If my personal goal is to combat division and promote connectivity through getting rid of my own bias, this will take good faith, care and accountability. This work may begin by examining myself, specifically my external and internal views/beliefs. The topic of equality for Black Americans, is the perfect example of why I feel that it is important for me to examine my own bias. While I feel as though I am already a conscious citizen, specifically with regards to this issue, as I mentioned previously, socialization plays a significant role in development of bias. This makes it likely that some of the views I hold may be unconsciously ignorant, inaccurate or not representative. Black people are a group in America that is systemically treated with oppression so I feel that we all, as U.S. citizens, must be a part of the process of reconstructing the reality of what it is to be Black in the United States in order to overcome differences/divisions; this may be accomplished on an individual level through examination of our implicit biases. For this issue, this could start with widening our perspective: studying Black authors, uplifting Black voices, and educating ourselves about the true state of equality in the United States, with a comprehensive look at all sides of the story.

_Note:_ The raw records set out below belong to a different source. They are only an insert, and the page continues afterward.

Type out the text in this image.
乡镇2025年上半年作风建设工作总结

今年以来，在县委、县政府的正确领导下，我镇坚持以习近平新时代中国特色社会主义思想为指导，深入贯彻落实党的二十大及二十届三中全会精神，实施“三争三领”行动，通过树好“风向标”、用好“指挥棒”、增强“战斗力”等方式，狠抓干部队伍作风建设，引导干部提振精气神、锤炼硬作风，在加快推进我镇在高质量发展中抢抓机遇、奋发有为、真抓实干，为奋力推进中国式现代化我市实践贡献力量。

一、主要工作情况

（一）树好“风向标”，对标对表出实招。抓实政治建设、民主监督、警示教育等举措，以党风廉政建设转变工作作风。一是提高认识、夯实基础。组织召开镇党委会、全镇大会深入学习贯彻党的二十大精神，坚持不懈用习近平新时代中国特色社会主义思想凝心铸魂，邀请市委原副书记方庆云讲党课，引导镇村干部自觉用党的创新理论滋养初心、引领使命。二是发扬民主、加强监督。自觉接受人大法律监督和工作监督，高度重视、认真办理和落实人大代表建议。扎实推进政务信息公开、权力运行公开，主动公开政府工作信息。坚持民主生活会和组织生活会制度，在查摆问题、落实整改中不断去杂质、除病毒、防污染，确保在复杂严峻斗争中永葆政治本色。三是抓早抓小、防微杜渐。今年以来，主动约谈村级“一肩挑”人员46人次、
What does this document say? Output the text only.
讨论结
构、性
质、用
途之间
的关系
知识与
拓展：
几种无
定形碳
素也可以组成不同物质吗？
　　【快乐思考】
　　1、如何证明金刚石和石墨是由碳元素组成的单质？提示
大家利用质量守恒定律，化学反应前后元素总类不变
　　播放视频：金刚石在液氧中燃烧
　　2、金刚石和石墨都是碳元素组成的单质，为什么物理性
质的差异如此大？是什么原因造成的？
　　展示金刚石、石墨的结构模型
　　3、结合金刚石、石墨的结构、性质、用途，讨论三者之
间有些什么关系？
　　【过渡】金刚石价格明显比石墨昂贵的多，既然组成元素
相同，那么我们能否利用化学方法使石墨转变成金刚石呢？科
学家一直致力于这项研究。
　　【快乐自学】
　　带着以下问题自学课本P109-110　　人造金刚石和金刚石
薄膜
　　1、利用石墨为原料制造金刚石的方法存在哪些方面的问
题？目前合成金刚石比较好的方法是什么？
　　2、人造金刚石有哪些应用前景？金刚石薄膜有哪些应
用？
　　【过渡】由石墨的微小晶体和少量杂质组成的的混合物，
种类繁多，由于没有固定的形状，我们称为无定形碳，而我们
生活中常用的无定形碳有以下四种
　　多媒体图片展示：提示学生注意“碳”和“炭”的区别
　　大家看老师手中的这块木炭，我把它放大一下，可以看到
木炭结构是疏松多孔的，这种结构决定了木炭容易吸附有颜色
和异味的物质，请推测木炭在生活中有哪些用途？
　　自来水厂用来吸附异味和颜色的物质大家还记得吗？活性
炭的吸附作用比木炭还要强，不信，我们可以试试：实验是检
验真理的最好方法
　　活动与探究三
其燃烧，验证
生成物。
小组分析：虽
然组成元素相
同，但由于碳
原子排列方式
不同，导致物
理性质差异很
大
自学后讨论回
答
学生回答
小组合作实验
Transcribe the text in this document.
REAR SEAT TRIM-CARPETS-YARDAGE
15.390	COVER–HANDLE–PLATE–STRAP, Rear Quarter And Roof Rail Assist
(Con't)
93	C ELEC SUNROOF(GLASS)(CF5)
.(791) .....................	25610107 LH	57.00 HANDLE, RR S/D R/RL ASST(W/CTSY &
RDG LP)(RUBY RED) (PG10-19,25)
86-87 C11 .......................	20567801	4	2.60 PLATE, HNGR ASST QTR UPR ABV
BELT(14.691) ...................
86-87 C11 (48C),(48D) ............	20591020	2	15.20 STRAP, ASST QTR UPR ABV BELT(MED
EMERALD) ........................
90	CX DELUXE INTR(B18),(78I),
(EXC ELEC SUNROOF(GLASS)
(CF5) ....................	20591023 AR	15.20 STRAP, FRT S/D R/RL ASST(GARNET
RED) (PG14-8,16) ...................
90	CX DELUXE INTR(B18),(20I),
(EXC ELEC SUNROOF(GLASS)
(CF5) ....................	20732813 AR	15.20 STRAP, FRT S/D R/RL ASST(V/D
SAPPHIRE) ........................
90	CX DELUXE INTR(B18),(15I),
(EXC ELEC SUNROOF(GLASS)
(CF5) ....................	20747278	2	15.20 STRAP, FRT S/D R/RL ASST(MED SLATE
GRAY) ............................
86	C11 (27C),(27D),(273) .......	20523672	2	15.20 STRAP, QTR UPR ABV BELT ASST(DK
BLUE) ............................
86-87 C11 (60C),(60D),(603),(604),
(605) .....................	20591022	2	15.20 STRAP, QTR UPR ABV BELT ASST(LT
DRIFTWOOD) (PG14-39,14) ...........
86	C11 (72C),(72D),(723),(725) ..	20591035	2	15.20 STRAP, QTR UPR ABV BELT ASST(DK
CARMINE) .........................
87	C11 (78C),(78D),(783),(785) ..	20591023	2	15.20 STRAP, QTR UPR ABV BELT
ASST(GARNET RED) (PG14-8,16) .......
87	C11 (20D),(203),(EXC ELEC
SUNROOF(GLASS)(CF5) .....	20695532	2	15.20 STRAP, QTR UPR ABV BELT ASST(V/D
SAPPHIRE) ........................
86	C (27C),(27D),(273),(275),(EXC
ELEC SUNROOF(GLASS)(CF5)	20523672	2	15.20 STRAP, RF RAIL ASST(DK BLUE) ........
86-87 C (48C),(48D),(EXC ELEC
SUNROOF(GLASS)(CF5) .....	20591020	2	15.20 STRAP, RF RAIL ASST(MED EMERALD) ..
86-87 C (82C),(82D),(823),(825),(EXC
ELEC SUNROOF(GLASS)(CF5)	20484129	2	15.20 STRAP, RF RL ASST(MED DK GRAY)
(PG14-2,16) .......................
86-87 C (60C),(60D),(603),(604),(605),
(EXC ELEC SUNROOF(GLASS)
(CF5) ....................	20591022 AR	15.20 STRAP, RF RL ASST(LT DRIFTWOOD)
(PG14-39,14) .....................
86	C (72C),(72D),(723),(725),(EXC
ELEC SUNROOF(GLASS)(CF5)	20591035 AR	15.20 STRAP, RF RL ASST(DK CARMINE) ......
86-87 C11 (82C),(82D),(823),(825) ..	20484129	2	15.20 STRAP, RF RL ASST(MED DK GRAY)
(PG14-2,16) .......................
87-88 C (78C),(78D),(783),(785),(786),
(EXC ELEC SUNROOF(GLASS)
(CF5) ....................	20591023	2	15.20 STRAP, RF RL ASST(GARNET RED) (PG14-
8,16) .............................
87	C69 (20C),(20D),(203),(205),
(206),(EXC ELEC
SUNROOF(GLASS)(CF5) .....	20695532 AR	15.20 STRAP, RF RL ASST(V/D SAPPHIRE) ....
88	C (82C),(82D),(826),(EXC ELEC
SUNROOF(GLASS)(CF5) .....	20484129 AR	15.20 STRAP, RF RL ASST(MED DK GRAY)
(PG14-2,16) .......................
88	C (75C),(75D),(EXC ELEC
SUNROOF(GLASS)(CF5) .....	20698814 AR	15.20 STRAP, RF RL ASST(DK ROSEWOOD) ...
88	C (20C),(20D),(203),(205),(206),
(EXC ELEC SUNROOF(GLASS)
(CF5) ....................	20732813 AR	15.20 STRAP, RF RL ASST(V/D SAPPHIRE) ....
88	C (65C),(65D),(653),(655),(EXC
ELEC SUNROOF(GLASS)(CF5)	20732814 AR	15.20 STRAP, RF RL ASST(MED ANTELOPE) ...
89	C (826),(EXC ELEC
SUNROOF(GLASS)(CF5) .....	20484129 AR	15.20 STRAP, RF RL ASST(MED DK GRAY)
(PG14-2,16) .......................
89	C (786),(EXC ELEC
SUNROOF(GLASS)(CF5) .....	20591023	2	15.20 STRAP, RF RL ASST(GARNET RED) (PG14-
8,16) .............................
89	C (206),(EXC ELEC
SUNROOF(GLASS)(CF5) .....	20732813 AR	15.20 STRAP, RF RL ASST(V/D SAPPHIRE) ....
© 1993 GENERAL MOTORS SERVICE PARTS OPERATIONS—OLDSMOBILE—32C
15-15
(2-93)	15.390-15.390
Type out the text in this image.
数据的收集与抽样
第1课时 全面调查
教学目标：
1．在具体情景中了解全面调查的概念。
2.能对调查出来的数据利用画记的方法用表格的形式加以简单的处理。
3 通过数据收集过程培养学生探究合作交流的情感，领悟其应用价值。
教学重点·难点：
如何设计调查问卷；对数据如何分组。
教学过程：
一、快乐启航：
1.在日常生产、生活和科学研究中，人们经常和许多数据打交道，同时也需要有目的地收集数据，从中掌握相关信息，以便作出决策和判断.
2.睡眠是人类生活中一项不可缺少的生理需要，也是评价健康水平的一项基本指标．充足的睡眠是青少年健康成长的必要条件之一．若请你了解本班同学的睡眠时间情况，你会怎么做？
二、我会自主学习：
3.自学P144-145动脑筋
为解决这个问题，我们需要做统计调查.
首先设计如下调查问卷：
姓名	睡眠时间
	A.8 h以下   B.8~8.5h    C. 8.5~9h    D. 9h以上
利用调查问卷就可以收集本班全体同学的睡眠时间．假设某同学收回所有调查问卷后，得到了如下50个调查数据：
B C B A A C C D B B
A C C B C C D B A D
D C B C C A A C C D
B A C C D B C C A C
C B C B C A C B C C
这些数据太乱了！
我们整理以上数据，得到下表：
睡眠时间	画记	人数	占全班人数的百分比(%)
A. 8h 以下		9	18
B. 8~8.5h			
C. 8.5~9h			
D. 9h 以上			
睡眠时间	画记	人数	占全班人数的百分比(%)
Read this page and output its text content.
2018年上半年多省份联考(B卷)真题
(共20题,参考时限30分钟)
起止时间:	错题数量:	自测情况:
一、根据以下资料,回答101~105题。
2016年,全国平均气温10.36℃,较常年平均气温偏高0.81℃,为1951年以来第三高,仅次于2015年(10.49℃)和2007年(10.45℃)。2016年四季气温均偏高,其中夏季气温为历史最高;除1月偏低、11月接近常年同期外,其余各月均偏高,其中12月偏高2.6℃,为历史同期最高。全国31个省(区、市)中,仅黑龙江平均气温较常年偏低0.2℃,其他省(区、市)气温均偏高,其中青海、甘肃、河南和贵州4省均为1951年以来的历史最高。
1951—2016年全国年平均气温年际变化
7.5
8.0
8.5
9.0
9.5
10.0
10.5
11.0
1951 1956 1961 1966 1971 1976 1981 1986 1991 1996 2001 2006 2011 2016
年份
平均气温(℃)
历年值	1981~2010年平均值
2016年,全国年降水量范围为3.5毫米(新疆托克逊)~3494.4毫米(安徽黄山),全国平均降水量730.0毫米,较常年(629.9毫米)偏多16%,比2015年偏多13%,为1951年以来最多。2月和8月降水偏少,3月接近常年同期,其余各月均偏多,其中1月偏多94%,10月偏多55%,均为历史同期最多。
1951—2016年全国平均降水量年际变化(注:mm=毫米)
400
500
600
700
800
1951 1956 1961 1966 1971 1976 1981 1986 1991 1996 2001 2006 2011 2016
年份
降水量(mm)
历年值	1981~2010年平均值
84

The course epigraphs, “learn and run!” and “as habit is more dependable than inspiration, continued learning is more dependable than talent,” highlight the reason I feel an obligation to challenge my own bias. With regards to the issue of equality for Black Americans, I feel that it is a radical act of care and good faith to, upon being informed about the reality of being black in the United States today, share the truth, fight for equality, advocate for reparations, vote for black representatives, have tough conversations with friends and family about race, support black businesses, and encourage others to do the same (“Learn and Run!”). And with my awareness of the negative effects of implicit bias, specifically, its tendency to promote division, I feel that it is my responsibility to consistently do the work to acknowledge and overcome bias in myself so that I am not a part of this problem but rather a part of the solution.
Adichie, Chimamanda. “The Danger of a Single Story.” YouTube. Oct. 7, 2009.
Butler, Octavia E. Dawn. Headline, 2014.
Mullen, K., Darity, W. From Here to Equality: Reparations for Black Americans in the
Twenty-First Century The University of North Carolina Press, 2020.